Which is potentially part of the problem. The most common complaint about the political elite is that they’re out of touch; that we can’t trust a word that comes out of their mouths because it’s all untrustworthy scripted spin. Yet at the same time we believe they’re swearing like sailors – and saying what they really think – behind closed doors (a perception bolstered by iconic roles such as Peter Capaldi’s Malcolm Tucker, the foul-mouthed spin doctor in The Thick of It, or the blue-mouthed Roger Furlong from Veep.)

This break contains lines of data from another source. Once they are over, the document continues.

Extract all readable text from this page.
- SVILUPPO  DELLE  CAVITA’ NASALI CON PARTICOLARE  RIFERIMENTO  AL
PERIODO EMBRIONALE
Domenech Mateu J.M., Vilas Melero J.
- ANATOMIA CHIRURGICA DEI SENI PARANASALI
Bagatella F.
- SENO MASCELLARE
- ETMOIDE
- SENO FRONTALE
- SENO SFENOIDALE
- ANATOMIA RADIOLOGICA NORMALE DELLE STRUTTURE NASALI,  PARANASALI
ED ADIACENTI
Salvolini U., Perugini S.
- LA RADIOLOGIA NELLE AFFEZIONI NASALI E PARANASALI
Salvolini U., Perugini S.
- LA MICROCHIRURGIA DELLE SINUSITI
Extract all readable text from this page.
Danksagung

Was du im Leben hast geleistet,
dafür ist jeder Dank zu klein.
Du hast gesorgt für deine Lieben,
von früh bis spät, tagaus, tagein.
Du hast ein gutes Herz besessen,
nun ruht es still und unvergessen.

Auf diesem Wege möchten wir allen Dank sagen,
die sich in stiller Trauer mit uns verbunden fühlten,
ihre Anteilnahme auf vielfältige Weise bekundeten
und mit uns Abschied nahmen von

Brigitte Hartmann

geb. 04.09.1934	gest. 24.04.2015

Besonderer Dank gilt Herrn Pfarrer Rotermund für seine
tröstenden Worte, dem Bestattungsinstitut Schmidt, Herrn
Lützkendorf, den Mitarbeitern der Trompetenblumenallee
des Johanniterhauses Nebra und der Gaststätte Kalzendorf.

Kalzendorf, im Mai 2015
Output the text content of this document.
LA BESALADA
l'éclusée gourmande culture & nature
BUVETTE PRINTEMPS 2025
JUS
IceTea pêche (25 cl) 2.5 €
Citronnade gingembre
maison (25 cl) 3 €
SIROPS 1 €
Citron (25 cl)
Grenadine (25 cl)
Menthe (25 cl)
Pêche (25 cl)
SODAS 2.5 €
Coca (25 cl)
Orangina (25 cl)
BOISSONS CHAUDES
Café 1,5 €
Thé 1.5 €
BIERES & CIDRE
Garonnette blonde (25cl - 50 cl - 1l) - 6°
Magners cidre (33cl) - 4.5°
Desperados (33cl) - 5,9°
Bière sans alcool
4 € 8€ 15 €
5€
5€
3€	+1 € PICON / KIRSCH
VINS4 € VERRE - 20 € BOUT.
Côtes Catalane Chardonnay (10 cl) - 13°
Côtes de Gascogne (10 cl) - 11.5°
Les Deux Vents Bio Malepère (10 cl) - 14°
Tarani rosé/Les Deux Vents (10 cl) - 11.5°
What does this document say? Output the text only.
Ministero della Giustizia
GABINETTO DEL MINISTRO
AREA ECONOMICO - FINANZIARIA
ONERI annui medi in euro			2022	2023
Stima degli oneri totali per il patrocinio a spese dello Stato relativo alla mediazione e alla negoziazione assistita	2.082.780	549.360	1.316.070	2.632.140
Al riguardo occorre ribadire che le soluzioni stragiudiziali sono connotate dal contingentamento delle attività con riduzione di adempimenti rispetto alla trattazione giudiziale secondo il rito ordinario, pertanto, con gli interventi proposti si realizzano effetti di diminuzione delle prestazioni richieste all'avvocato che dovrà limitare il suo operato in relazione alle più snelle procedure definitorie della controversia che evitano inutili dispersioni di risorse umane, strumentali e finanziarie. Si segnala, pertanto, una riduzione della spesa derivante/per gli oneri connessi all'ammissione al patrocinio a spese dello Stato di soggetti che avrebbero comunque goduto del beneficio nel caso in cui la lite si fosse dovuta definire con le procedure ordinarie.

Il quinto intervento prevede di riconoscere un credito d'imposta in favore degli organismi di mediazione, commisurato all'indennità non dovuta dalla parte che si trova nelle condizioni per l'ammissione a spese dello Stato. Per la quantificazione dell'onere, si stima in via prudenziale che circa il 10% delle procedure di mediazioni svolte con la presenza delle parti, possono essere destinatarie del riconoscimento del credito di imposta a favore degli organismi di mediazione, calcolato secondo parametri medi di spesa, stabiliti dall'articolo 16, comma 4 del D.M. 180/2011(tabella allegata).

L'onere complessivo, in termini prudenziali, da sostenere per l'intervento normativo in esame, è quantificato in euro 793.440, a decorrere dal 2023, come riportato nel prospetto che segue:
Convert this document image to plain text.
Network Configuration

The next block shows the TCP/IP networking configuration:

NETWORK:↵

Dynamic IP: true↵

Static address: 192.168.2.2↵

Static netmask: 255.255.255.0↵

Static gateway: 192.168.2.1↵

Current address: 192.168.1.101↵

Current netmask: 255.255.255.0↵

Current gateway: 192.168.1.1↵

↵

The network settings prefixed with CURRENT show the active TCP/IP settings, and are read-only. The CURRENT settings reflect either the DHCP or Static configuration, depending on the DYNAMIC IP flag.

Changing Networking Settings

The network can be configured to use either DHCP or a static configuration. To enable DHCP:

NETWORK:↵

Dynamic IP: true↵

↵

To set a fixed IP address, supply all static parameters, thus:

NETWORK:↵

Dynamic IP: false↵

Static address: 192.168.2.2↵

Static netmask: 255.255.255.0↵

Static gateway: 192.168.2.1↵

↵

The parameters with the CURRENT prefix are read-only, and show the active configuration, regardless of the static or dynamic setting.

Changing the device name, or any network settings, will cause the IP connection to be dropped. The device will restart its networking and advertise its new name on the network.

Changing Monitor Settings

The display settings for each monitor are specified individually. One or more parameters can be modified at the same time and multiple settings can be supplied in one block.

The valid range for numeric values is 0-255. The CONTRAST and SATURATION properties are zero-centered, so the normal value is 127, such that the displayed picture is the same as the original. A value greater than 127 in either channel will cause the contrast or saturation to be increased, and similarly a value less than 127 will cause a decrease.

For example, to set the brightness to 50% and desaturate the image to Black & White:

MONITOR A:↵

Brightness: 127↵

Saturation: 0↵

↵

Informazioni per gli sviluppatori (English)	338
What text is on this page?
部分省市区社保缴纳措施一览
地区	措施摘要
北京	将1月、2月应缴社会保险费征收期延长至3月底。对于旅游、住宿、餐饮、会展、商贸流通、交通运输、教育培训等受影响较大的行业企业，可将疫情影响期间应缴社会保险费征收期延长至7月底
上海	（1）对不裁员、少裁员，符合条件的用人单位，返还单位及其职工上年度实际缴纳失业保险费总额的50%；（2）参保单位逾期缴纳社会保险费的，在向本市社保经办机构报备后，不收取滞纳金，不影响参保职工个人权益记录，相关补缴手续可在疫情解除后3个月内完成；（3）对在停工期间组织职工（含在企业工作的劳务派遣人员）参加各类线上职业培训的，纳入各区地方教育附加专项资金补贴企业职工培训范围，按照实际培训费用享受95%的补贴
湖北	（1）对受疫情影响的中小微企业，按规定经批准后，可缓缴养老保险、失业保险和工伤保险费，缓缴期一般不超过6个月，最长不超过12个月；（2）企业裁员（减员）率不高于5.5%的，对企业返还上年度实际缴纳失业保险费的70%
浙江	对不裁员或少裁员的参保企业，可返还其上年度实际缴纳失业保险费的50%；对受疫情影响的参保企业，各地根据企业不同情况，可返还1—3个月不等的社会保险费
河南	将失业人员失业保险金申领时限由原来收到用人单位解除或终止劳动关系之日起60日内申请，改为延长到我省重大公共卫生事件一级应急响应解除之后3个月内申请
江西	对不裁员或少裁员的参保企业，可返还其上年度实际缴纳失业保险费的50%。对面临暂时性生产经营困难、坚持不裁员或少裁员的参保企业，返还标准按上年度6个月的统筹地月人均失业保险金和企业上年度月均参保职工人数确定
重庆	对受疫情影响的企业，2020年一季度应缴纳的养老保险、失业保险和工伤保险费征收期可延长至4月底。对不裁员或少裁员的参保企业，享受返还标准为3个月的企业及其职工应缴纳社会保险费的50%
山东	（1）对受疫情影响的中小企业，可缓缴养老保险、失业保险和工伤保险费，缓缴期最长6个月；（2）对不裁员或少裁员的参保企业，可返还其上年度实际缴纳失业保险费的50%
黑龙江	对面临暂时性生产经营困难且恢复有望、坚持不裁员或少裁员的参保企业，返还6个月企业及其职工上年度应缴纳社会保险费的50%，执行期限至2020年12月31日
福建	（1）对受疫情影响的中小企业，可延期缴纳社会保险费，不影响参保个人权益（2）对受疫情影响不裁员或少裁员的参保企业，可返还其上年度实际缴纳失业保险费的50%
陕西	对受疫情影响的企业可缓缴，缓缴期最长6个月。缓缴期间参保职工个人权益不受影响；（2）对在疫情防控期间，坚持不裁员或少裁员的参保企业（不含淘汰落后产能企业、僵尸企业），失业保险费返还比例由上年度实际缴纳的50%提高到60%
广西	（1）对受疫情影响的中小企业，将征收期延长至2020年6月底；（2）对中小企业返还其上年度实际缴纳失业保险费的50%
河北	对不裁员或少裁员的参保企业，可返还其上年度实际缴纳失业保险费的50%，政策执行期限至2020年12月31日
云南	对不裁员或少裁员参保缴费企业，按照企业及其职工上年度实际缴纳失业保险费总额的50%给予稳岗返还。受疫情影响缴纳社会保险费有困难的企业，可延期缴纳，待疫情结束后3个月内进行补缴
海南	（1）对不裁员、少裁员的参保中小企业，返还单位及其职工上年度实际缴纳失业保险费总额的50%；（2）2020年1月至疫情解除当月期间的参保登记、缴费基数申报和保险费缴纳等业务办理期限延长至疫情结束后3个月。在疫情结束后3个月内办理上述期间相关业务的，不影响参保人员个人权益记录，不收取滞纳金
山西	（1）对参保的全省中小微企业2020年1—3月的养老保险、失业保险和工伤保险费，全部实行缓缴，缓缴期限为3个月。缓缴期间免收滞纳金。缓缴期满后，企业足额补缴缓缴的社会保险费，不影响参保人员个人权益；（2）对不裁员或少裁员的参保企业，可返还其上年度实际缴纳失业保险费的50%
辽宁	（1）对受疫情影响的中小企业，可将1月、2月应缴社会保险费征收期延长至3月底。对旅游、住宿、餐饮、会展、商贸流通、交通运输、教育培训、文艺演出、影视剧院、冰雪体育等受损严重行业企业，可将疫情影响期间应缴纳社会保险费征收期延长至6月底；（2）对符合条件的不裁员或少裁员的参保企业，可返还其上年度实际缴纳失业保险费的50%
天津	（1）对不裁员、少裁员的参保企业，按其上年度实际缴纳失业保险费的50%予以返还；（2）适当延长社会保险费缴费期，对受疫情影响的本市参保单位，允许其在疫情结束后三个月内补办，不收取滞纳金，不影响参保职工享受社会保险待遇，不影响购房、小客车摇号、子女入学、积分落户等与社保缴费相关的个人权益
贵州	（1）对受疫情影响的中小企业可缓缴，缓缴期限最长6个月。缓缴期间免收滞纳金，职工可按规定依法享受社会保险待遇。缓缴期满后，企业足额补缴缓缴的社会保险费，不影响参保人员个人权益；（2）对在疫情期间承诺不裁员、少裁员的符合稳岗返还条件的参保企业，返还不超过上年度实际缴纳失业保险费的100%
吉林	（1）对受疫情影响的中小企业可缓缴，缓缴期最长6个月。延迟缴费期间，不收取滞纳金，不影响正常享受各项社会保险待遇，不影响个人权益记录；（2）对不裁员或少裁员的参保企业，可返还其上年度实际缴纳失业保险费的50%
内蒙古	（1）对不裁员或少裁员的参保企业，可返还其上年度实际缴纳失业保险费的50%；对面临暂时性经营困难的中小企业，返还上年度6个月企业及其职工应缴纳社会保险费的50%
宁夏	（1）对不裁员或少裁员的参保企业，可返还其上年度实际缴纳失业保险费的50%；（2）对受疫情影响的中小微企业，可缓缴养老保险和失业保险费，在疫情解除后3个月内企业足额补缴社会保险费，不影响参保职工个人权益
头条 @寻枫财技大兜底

Of course, swearing doesn’t equate to honesty. And, in Trump’s case, the obscenity only masked his own complicity in creating the situation that frustrated him – from pulling out of the Iran nuclear deal in 2018 to his “monumental” airstrikes on Iranian nuclear facilities over the weekend. But my point is that the public clearly doesn’t trust the polished and sanitised scripts that characterise so much political speech.
I’m not suggesting world leaders all suddenly disrespect the gravitas of their office. Can you imagine Keir Starmer being encouraged to swear? He’d sound like a headteacher attempting to rap. What I am saying is there’s power in judicious swearing.
You want to appear more human to voters? Act more like one. YouGov polling reported in April revealed that just 8% of Britons never swear. Perhaps an occasional curse or two would allow politicians to ally themselves with the 92% of us who do.
Linguistic norms are always changing. For six years, I wrote a regular column for the Guardian’s Mind your language section. During that time, I saw changes that would incense any purist. For instance, the BBC made even less use of those with received pronunciation accents and started broadcasting more voices that really sound like people across the country. Such “real” accents are supposed to make the institution seem less remote and more trustworthy. The same is true of the institution of politics. Sounding more like real people does nobody any real harm.
If the stakes are literally life and death, and people aren’t listening, a well-placed, truly meant expletive will wake everyone up. At time of writing, the fragile ceasefire between Israel and Iran is holding. Maybe the F-bomb did the job after all.